Path Traversal Vulnerability in thttpd

Summary

A path traversal vulnerability in thttpd has been reported to affect QNAP devices running QTS, QuTS hero, and QuTScloud. If exploited, this vulnerability allows attackers to access and read sensitive data.

We have already fixed this vulnerability in the following versions of QTS, QuTS hero, and QuTScloud:

• QTS 5.0.0.1986 build 20220324 and later
• QTS 4.5.4.1991 build 20220329 and later
• QuTS hero h5.0.0.1949 build 20220215 and later
• QuTS hero h4.5.4.1951 build 20220218 and later
• QuTScloud c5.0.1.1949

Recommendation

To secure your device, we recommend regularly updating your system to the latest version to benefit from vulnerability fixes. You can check the product support status to see the latest updates available to your NAS model.
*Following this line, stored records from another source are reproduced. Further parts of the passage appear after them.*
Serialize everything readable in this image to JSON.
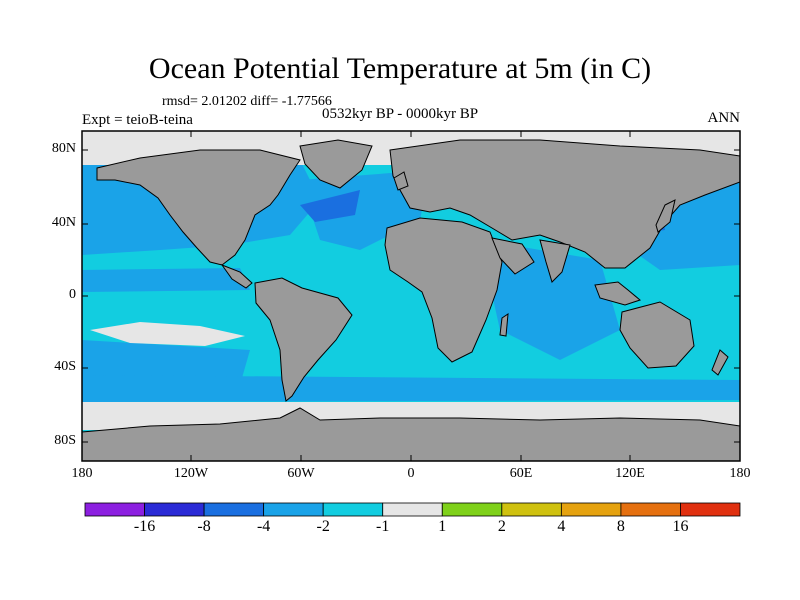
{
  "title": "Ocean Potential Temperature at 5m (in C)",
  "stats": "rmsd= 2.01202 diff= -1.77566",
  "expt": "Expt = teioB-teina",
  "period": "0532kyr BP - 0000kyr BP",
  "season": "ANN",
  "lat_ticks": [
    "80N",
    "40N",
    "0",
    "40S",
    "80S"
  ],
  "lon_ticks": [
    "180",
    "120W",
    "60W",
    "0",
    "60E",
    "120E",
    "180"
  ],
  "colorbar": {
    "labels": [
      "-16",
      "-8",
      "-4",
      "-2",
      "-1",
      "1",
      "2",
      "4",
      "8",
      "16"
    ],
    "colors": [
      "#8c1fe0",
      "#2b2bd6",
      "#1a6fe0",
      "#1aa3e8",
      "#12cde0",
      "#e6e6e6",
      "#7fd11a",
      "#cfc10f",
      "#e5a20f",
      "#e5700f",
      "#e0300f"
    ]
  },
  "map_colors": {
    "land": "#9a9a9a",
    "ocean_main": "#12cde0",
    "ocean_cooler": "#1aa3e8",
    "ocean_coolest": "#1a6fe0",
    "near_zero": "#e6e6e6"
  }
}
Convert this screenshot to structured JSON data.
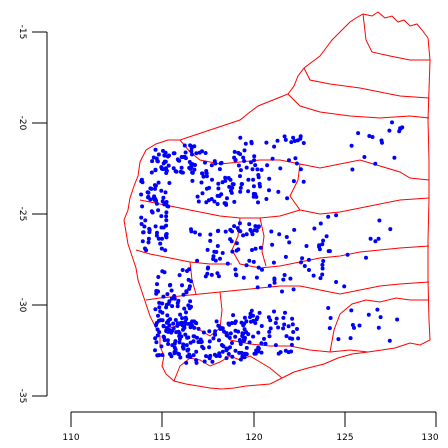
{
  "map": {
    "x_axis": {
      "range": [
        110,
        130
      ],
      "ticks": [
        110,
        115,
        120,
        125,
        130
      ],
      "tick_labels": [
        "110",
        "115",
        "120",
        "125",
        "130"
      ]
    },
    "y_axis": {
      "range": [
        -35,
        -15
      ],
      "ticks": [
        -15,
        -20,
        -25,
        -30,
        -35
      ],
      "tick_labels": [
        "-15",
        "-20",
        "-25",
        "-30",
        "-35"
      ],
      "label_rotation": "vertical"
    },
    "boundary_color": "#ff0000",
    "point_color": "#0000ff",
    "background_color": "#ffffff",
    "axis_color": "#000000",
    "point_clusters": [
      {
        "lon": 115.6,
        "lat": -22.0,
        "spread_lon": 1.2,
        "spread_lat": 0.8,
        "count": 60
      },
      {
        "lon": 114.6,
        "lat": -25.0,
        "spread_lon": 0.8,
        "spread_lat": 2.0,
        "count": 70
      },
      {
        "lon": 115.6,
        "lat": -30.5,
        "spread_lon": 1.0,
        "spread_lat": 2.5,
        "count": 110
      },
      {
        "lon": 117.5,
        "lat": -32.0,
        "spread_lon": 2.2,
        "spread_lat": 1.2,
        "count": 120
      },
      {
        "lon": 120.5,
        "lat": -31.5,
        "spread_lon": 2.0,
        "spread_lat": 1.2,
        "count": 70
      },
      {
        "lon": 118.5,
        "lat": -23.0,
        "spread_lon": 2.0,
        "spread_lat": 1.5,
        "count": 80
      },
      {
        "lon": 121.0,
        "lat": -22.5,
        "spread_lon": 1.8,
        "spread_lat": 1.8,
        "count": 40
      },
      {
        "lon": 118.5,
        "lat": -27.0,
        "spread_lon": 2.0,
        "spread_lat": 1.5,
        "count": 60
      },
      {
        "lon": 122.0,
        "lat": -27.5,
        "spread_lon": 2.0,
        "spread_lat": 1.8,
        "count": 35
      },
      {
        "lon": 125.5,
        "lat": -27.0,
        "spread_lon": 2.0,
        "spread_lat": 2.0,
        "count": 20
      },
      {
        "lon": 126.0,
        "lat": -31.0,
        "spread_lon": 2.0,
        "spread_lat": 1.0,
        "count": 15
      },
      {
        "lon": 126.5,
        "lat": -21.5,
        "spread_lon": 1.5,
        "spread_lat": 1.5,
        "count": 10
      },
      {
        "lon": 127.8,
        "lat": -20.2,
        "spread_lon": 0.5,
        "spread_lat": 0.3,
        "count": 6
      }
    ]
  }
}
Updating QTS, QuTS hero, or QuTScloud

1. Log on to QTS, QuTS hero, or QuTScloud as administrator.
2. Go to Control Panel > System > Firmware Update.
3. Under Live Update, click Check for Update.
   QTS, QuTS hero, or QuTScloud downloads and installs the latest available update.

Tip: You can also download the update from the QNAP website. Go to Support > Download Center and then perform a manual update for your specific device.